How is Hot-Start Technology Beneficial For Your PCR?

非特異的増幅は、PCRの性能に大きな影響を与える可能性がある主な問題の一つです。その結果、ターゲットアンプリコンの収量が低く、ターゲットアンプリコンの検出感度が低下し、解釈の結果が信頼できず、下流アプリケーションの有効性が低下します。

非特異的増幅の一般的な原因は、DNAポリメラーゼによるミスプライミング配列の伸長とプライマーダイマーの形成です。非特異的増幅を回避するための1つの回避策は、氷上でPCR反応混合物を調製することです。温度が低いとDNAポリメラーゼの活性が低下しますが、PCRが開始される前に望ましくない生成物が合成される可能性があります。もう1つの解決策は、ホットスタートDNAポリメラーゼを使用することです。ホットスタート修飾は、室温でのDNAポリメラーゼの活性を阻害し、偽のバンドによる非特異的増幅を防ぎます。

ホットスタート技術の利点は何ですか?

  • テンプレート配列へのプライマーの結合が少ない場合に、プライマーの伸長を防ぎます (誤プライミング)
  • プライマーの相互結合の伸長を防止(プライマーダイマーの形成) 反応セットアップ中
  • 目的のターゲットフラグメントの感度と収量を向上させます
  • ハイスループットプラットフォームまたは自動リキッドハンドリングプラットフォームASでPCRセットアップを可能にします。特異性を損なうことなく、室温で安定した反応が得られます

hot-startテクノロジーの仕組み

ホットスタートPCRの方法では、化学グループ、抗体、AffiBody分子、またはアプタマーなどの酵素修飾子を使用します。

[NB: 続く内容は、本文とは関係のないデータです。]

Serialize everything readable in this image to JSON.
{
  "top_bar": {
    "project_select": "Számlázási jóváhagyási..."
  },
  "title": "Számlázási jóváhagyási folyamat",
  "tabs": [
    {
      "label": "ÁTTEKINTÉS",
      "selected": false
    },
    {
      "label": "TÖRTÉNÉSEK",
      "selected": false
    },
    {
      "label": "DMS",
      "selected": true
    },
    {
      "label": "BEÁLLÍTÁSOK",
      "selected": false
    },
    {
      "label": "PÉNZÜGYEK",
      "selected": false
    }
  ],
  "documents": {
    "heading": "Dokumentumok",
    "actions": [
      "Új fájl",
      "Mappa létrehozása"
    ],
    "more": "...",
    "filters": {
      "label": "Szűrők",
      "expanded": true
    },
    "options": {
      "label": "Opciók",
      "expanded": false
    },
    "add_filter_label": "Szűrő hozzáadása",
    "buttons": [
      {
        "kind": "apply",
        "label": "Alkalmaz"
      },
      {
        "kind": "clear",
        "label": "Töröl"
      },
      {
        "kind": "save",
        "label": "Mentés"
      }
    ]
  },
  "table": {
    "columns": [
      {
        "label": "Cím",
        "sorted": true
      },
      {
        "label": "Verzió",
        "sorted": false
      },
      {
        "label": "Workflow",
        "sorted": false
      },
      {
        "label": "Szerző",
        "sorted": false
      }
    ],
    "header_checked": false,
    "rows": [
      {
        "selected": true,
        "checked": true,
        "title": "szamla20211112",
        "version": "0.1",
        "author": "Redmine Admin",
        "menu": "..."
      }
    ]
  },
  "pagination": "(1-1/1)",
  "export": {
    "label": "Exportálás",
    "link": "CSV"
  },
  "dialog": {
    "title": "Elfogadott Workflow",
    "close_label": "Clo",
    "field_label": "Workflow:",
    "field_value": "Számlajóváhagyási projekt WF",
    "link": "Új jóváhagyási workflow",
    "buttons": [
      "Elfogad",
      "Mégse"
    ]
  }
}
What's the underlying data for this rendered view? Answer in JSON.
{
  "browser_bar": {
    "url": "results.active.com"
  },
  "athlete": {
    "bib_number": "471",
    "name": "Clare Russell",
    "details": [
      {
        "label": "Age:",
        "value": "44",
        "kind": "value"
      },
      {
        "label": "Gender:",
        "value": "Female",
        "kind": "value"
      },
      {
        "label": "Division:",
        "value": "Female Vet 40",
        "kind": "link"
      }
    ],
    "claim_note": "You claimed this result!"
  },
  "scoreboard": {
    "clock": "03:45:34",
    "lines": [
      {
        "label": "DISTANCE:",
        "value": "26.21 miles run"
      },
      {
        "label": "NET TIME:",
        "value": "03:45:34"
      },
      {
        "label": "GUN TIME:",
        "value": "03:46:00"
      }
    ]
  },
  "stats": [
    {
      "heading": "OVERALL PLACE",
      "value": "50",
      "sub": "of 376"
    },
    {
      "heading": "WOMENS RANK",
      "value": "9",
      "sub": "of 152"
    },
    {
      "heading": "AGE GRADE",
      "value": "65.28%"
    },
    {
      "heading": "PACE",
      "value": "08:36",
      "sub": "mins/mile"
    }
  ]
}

最も一般的に使用される方法の2つは、化学修飾と抗体です。これらはすべて室温でポリメラーゼ活性を阻害しますが、いくつかの重要な違いがあります。

Hot-startテクノロジー利点考慮事項
化学的
ポリメラーゼは化学基と共有結合し、室温で酵素活性をブロックします。

例:AmpliTaq Gold DNA Polymerase
  • 一般的に、他のホットスタート法よりも厳しい
  • 段階的な酵素活性化が可能です
  • 動物由来成分を含みません
  • ポリメラーゼが完全に活性化されるまでには、より長い活性化時間が必要です アクティブ
  • 酵素の完全な活性化が不可能なことがよくあります
  • 3 kbを超えるターゲットの増幅に影響を与える可能性があります
抗体
ポリメラーゼは、活性部位の抗体によって結合され、室温で酵素活性をブロックします。

例:DreamTaq Hot Start DNA PolymerasePlatinum II Taq DNA PolymerasePlatinum SuperFi II DNA Polymerase
  • 酵素の特徴は、抗体はノンホットスタートバージョンと同様です ポリメラーゼを変えないでください
  • PCRの初期変性ステップとしての短い活性化時間 ポリメラーゼを活性化します
  • 活性化後、完全な酵素活性が回復しました
  • 抗体は動物由来の場合があります
  • 反応に存在する外来性タンパク質(抗体など)の高レベル
AffiBody分子
ポリメラーゼは、活性部位のAffiBody分子(α–helical ptptideペプチド)によって結合され、室温で酵素活性をブロックします。

例:Phire Hot Start II DNA PolymerasePhusion Hot Start II DNA Polymerase
  • 反応に存在するタンパク質(抗体と比較して)が少なくなります 
  • 短い活性化時間
  • 動物性物質フリー
  • 抗体ベースの方法よりも厳しい場合があります
  • 組立済み反応は、の室温で長時間安定していない可能性があります
アプタマー
ポリメラーゼは、活性部位のアプタマー(オリゴヌクレオチド)によって結合され、室温で酵素活性をブロックします。
  • 短い活性化時間
  • 動物性物質フリー
  • より厳格でない場合があり、非特異的な増幅を引き起こす可能性があります
  • 組み立てられた反応は、長時間室温で安定していない可能性があります。
  • 融解温度が低いプライマーではうまく機能しない場合があります(活性化温度が低く、可逆的な活性化による)

リソース

分子生物学リソースライブラリのビデオ、e-learning、記事、およびツールをご覧ください ›

For Research Use Only. Not for use in diagnostic procedures.